I staruszka żegnając się, w niebo oczy utkwiła.
— Trzeba ci uciekać, ukryć się, dościgniesz portu w Hawrze, zkąd niegdyś odpływałeś. Potém udaj się tam gdzie cię nie znajdą żandarmi.
— Ja nie ucieknę, będę czekać....
Magdalena chciała jeszcze błagać Jana aby ratował się ucieczką, kiedy dał się słyszeć zewnątrz odgłos kroków nadchodzących ludzi.
— Idą cię aresztować, krzyknęła biedna staruszka.
— Jestem gotów, odrzekł Jan biegnąc do drzwi.

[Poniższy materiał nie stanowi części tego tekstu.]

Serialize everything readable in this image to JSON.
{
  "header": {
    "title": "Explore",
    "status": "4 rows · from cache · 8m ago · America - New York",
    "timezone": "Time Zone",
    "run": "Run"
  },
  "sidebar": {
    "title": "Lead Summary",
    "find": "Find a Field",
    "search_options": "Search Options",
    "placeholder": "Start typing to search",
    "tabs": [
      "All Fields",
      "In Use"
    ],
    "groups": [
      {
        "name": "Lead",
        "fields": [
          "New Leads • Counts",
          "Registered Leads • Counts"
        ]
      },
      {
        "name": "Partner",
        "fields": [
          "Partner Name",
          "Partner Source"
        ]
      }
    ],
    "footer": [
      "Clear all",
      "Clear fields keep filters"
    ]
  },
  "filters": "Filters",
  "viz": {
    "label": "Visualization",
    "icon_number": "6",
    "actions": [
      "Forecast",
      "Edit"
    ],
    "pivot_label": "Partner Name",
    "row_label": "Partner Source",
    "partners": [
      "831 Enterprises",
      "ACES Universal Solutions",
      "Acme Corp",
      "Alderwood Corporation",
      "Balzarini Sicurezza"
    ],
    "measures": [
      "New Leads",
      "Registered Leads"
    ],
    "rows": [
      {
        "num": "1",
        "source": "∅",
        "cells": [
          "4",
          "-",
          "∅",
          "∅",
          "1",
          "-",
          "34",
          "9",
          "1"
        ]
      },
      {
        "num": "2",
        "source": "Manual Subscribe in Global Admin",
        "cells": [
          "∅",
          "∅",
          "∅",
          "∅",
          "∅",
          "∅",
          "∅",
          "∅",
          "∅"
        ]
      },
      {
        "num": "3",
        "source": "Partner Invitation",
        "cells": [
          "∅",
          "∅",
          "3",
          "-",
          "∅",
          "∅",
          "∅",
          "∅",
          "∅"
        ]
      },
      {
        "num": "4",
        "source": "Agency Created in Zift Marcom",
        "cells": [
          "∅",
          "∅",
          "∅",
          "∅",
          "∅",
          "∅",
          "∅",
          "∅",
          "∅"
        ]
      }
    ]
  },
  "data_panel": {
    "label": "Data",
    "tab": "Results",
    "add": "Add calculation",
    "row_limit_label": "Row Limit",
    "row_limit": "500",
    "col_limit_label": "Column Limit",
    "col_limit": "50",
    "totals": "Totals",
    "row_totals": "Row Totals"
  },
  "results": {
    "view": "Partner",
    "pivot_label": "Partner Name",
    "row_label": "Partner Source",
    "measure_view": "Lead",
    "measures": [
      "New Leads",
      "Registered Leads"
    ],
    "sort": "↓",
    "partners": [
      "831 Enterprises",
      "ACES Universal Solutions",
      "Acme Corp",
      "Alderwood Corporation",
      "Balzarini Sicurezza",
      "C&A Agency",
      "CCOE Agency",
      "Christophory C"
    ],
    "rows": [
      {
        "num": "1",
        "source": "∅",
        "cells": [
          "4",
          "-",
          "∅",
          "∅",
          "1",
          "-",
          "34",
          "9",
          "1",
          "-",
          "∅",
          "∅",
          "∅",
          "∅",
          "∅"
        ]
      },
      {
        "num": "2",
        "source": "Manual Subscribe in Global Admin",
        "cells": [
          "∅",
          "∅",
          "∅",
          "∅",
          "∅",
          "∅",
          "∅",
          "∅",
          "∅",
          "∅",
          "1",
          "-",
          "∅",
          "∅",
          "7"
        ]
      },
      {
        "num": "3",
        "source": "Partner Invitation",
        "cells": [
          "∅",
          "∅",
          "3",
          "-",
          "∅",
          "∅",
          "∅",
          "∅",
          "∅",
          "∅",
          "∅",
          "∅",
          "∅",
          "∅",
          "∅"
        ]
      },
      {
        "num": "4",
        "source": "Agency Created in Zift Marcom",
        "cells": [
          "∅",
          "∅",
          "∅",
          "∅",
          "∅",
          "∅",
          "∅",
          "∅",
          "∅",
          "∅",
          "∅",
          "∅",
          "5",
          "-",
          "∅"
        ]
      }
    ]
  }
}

Lecz tam ujrzał ojca Sauviata i gajowego, niosących bez znaku życia nieszczęśliwą Ludwikę.
— Wasza córka rzuciła się do rzeki, wołał Sauviat. Wydobyłem ją lecz jestem cały przemoczony.
Włosy dziewczyny rozwiane wtył głowy potokiem ociekały, oczy miała zamknięte, zemdlała, ale jeszcze oddychała.
— Prędko przygotujcie gorące serwety, wołał gajowy, tymczasem matka niech ją rozbierze. W łóżku Ludwika nareszcie otworzyła oczy, wydając ciężkie westchnienia.
— Matko! krzyknęła ze łzami i ukryła twarz w obie ręce.
— Ocalemy cię biedne dziecię, rzekła Magdalena łkając, ja ci przebaczam!...
Jan ze ściśnionem sercem, zbliżył się do siostry, złożył pocałunek na jéj czole i zawołał: Musisz żyć Ludwiko! czy słyszysz, ja chcę żebyś żyła!
W téj chwili usłyszano tętent galopującego konia. Magdalena zbladła spojrzawszy na syna. Nowa osoba weszła do domku — był to intendent zamku Mesnil. Zbliżył się do leśniczego, pochwycił za rękę, i szepnął do ucha:
— Siadaj na koń na którym przybyłem, nie trać ani chwili, pan hrabia cię potrzebuje.
— Mnie, zapytał Jan, nie wiedząc co ma począć.
— Za godzinę, dodał intendent, władze będą zawiadomione w Houdan, za dwie przyaresztują cię... jest tylko jeden człowiek który cię może ocalić, a nim jest hrabia Nawarran!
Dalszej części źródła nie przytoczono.